Get Those Photos Off Your Phone

For most of the years I spent in Corporate America before starting my organizing business, I worked in Information Technology. One of my favorite managers from that time taught me an important lesson: when you automate a mess, it’s still a mess.

I think it’s easy for people to look at boxes and bags of old photos and negatives and realize that they have an organizing project on their hands. But what about the thousands of photos that are on your smart phone? They may be organized by date and even by location, but by the standards of my old manager, they are still a mess.

The solution to this mess: get them off your phone.

When I connect my iPhone to my PC, it automatically launches Dropbox, and my newest photos get copied to a folder called “Camera Uploads”. That gives me an opportunity to review the photos, delete duplicates or bad ones, crop the good ones, rename them with something searchable, and then move them into my Pictures folder. (Not surprisingly, my Pictures folder is organized by year, by month, and by event.)

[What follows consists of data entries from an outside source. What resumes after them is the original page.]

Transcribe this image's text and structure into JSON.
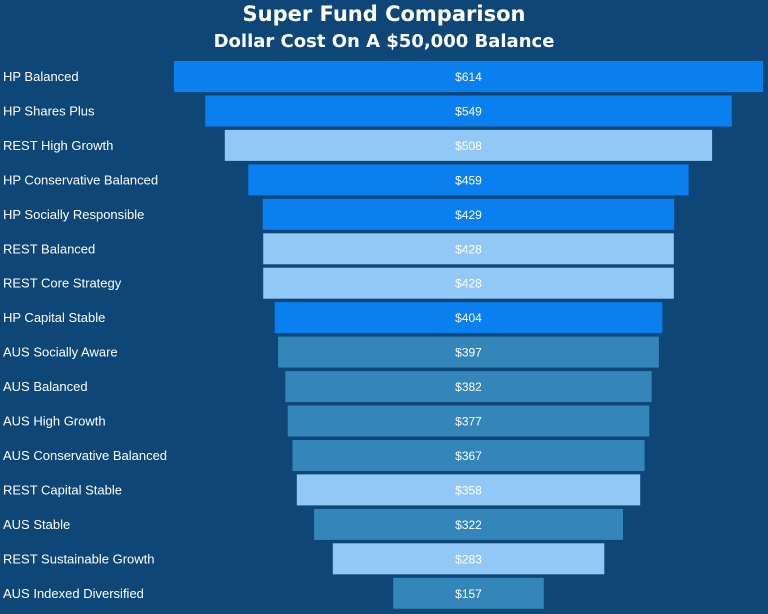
{
  "chart_data": {
    "type": "bar",
    "subtype": "funnel",
    "title": "Super Fund Comparison",
    "subtitle": "Dollar Cost On A $50,000 Balance",
    "value_prefix": "$",
    "categories": [
      "HP Balanced",
      "HP Shares Plus",
      "REST High Growth",
      "HP Conservative Balanced",
      "HP Socially Responsible",
      "REST Balanced",
      "REST Core Strategy",
      "HP Capital Stable",
      "AUS Socially Aware",
      "AUS Balanced",
      "AUS High Growth",
      "AUS Conservative Balanced",
      "REST Capital Stable",
      "AUS Stable",
      "REST Sustainable Growth",
      "AUS Indexed Diversified"
    ],
    "values": [
      614,
      549,
      508,
      459,
      429,
      428,
      428,
      404,
      397,
      382,
      377,
      367,
      358,
      322,
      283,
      157
    ],
    "groups": [
      "HP",
      "HP",
      "REST",
      "HP",
      "HP",
      "REST",
      "REST",
      "HP",
      "AUS",
      "AUS",
      "AUS",
      "AUS",
      "REST",
      "AUS",
      "REST",
      "AUS"
    ],
    "group_colors": {
      "HP": "#0a7ff0",
      "REST": "#92c8f5",
      "AUS": "#3485b9"
    },
    "value_labels": [
      "$614",
      "$549",
      "$508",
      "$459",
      "$429",
      "$428",
      "$428",
      "$404",
      "$397",
      "$382",
      "$377",
      "$367",
      "$358",
      "$322",
      "$283",
      "$157"
    ]
  },
  "colors": {
    "background": "#0d4677"
  }
}
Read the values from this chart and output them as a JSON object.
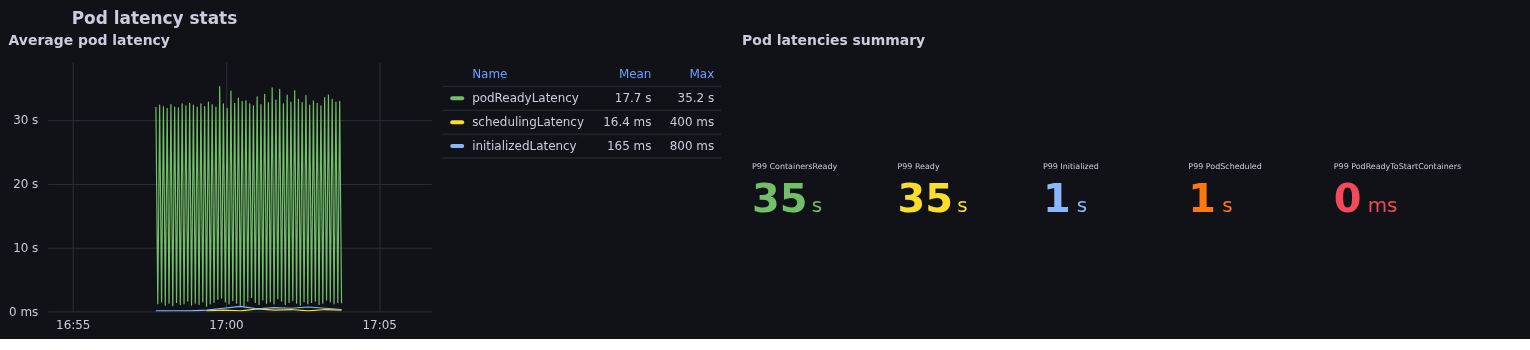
{
  "chart_data": [
    {
      "type": "line",
      "title": "Average pod latency",
      "annotations": [
        "Pod latency stats",
        "Name",
        "Mean",
        "Max",
        "17.7 s",
        "35.2 s",
        "16.4 ms",
        "400 ms",
        "165 ms",
        "800 ms"
      ],
      "xlim": [
        16.9031,
        17.1117
      ],
      "xticks": [
        {
          "value": 16.91667,
          "label": "16:55"
        },
        {
          "value": 17.0,
          "label": "17:00"
        },
        {
          "value": 17.08333,
          "label": "17:05"
        }
      ],
      "ylim": [
        0,
        39
      ],
      "yticks": [
        {
          "value": 0,
          "label": "0 ms"
        },
        {
          "value": 10,
          "label": "10 s"
        },
        {
          "value": 20,
          "label": "20 s"
        },
        {
          "value": 30,
          "label": "30 s"
        }
      ],
      "grid": true,
      "legend": "right",
      "series": [
        {
          "name": "podReadyLatency",
          "color": "#73bf69",
          "x": [
            16.9619,
            16.96292,
            16.96394,
            16.96496,
            16.96598,
            16.967,
            16.96802,
            16.96904,
            16.97006,
            16.97108,
            16.9721,
            16.97312,
            16.97414,
            16.97516,
            16.97618,
            16.9772,
            16.97822,
            16.97924,
            16.98026,
            16.98128,
            16.9823,
            16.98332,
            16.98434,
            16.98536,
            16.98638,
            16.9874,
            16.98842,
            16.98944,
            16.99046,
            16.99148,
            16.9925,
            16.99352,
            16.99454,
            16.99556,
            16.99658,
            16.9976,
            16.99862,
            16.99964,
            17.00066,
            17.00168,
            17.0027,
            17.00372,
            17.00474,
            17.00576,
            17.00678,
            17.0078,
            17.00882,
            17.00984,
            17.01086,
            17.01188,
            17.0129,
            17.01392,
            17.01494,
            17.01596,
            17.01698,
            17.018,
            17.01902,
            17.02004,
            17.02106,
            17.02208,
            17.0231,
            17.02412,
            17.02514,
            17.02616,
            17.02718,
            17.0282,
            17.02922,
            17.03024,
            17.03126,
            17.03228,
            17.0333,
            17.03432,
            17.03534,
            17.03636,
            17.03738,
            17.0384,
            17.03942,
            17.04044,
            17.04146,
            17.04248,
            17.0435,
            17.04452,
            17.04554,
            17.04656,
            17.04758,
            17.0486,
            17.04962,
            17.05064,
            17.05166,
            17.05268,
            17.0537,
            17.05472,
            17.05574,
            17.05676,
            17.05778,
            17.0588,
            17.05982,
            17.06084,
            17.06186,
            17.06288
          ],
          "values": [
            32,
            1.2,
            32.3,
            1.5,
            32.1,
            1,
            31.8,
            1.3,
            32.4,
            0.9,
            32,
            1.4,
            31.9,
            1.1,
            32.5,
            1.2,
            32.2,
            1.6,
            32.6,
            1,
            32.3,
            1.3,
            32,
            1.1,
            32.5,
            1.5,
            32.1,
            0.8,
            32.8,
            1.2,
            32.4,
            1.4,
            32,
            1.9,
            35.2,
            2.1,
            32.5,
            1.5,
            31.8,
            1.2,
            34.5,
            1.7,
            32.6,
            1.3,
            33.4,
            1,
            32.9,
            0.9,
            33,
            1.6,
            32.5,
            2.2,
            32.2,
            1.4,
            33.6,
            1.1,
            32.4,
            1.8,
            34,
            1.3,
            32.7,
            1.5,
            35,
            1.2,
            33.1,
            2,
            34.8,
            1.6,
            32.5,
            1.1,
            33.9,
            1.4,
            32.8,
            1.7,
            34.6,
            1.3,
            33.2,
            1,
            32.7,
            1.5,
            33.8,
            1.2,
            32.3,
            1.4,
            33,
            1.6,
            32.6,
            1.1,
            32.2,
            1.3,
            33.5,
            1.8,
            33.9,
            1.5,
            33.2,
            1.2,
            32.8,
            1.4,
            32.9,
            1.3
          ]
        },
        {
          "name": "schedulingLatency",
          "color": "#fade2a",
          "x": [
            16.9895,
            16.9987,
            17.0079,
            17.0171,
            17.0263,
            17.0355,
            17.0447,
            17.0539,
            17.0629
          ],
          "values": [
            0.1,
            0.2,
            0.1,
            0.4,
            0.2,
            0.3,
            0.1,
            0.3,
            0.2
          ]
        },
        {
          "name": "initializedLatency",
          "color": "#8ab8ff",
          "x": [
            16.9619,
            16.9711,
            16.9803,
            16.9895,
            16.9987,
            17.0079,
            17.0171,
            17.0263,
            17.0355,
            17.0447,
            17.0539,
            17.0629
          ],
          "values": [
            0.1,
            0.1,
            0.1,
            0.2,
            0.5,
            0.8,
            0.4,
            0.6,
            0.5,
            0.7,
            0.5,
            0.3
          ]
        }
      ]
    },
    {
      "type": "other",
      "title": "Pod latencies summary",
      "categories": [
        "P99 ContainersReady",
        "P99 Ready",
        "P99 Initialized",
        "P99 PodScheduled",
        "P99 PodReadyToStartContainers"
      ],
      "values": [
        35,
        35,
        1,
        1,
        0
      ],
      "data_labels": true,
      "annotations": [
        "s",
        "s",
        "s",
        "s",
        "ms"
      ],
      "colors": [
        "#73bf69",
        "#fade2a",
        "#8ab8ff",
        "#ff780a",
        "#f2495c"
      ]
    }
  ]
}
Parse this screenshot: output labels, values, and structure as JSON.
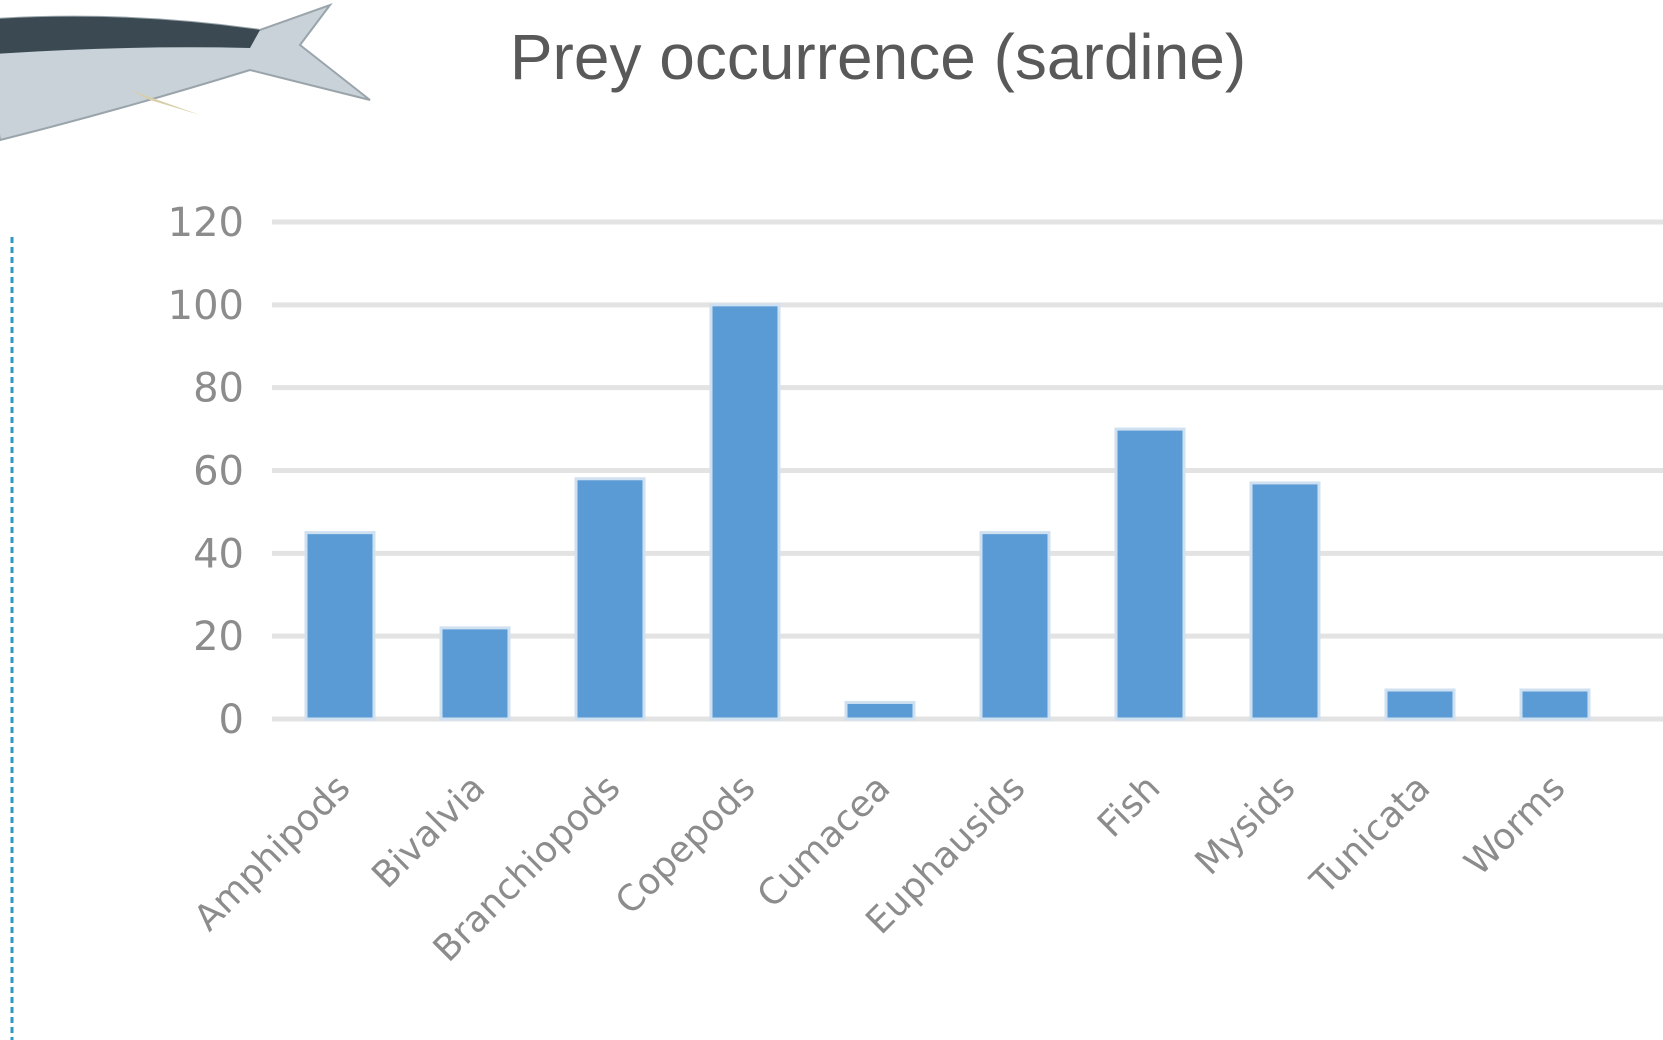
{
  "chart_data": {
    "type": "bar",
    "title": "Prey occurrence (sardine)",
    "categories": [
      "Amphipods",
      "Bivalvia",
      "Branchiopods",
      "Copepods",
      "Cumacea",
      "Euphausids",
      "Fish",
      "Mysids",
      "Tunicata",
      "Worms"
    ],
    "values": [
      45,
      22,
      58,
      100,
      4,
      45,
      70,
      57,
      7,
      7
    ],
    "color": "#5b9bd5",
    "ylim": [
      0,
      120
    ],
    "yticks": [
      0,
      20,
      40,
      60,
      80,
      100,
      120
    ],
    "grid": true
  }
}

I connect my phone to my PC frequently so that it can recharge and synchronize. I don’t always have time to review the photos in the Camera Uploads folder every time, so I may delay that until another time that I connect and Camera Uploads pops up. But it’s helpful to know that the photos are now on my PC, waiting for my review, so that I can feel comfortable deleting them off my phone.

What if there are photos that I want to keep on my phone so that I can show them to people, or refer to them when I’m shopping? I mark those as Favorites. This puts them in the Favorites album, and also puts a little heart icon on the bottom left corner of the thumbnail. When I look at All Photos on my phone, the Favorites sort at the beginning, which makes it easy to figure out which ones to delete. (This is on an iPhone, but I’m sure that Android phones have a similar function.)

So why should you get your photos off of your smart phone? Even if you are too busy right now to do anything more with your photos than get them onto your computer, you may at some point in the future want to organize them and share them, or turn them into digital or physical albums. (I do the latter, as I wrote about in The Last Scrapbook.) You will be completely overwhelmed at the prospect of tackling the tens of thousands (or maybe even hundreds of thousands) of photos that have accumulated on your phone. Be kind to your future self and do them in small batches now.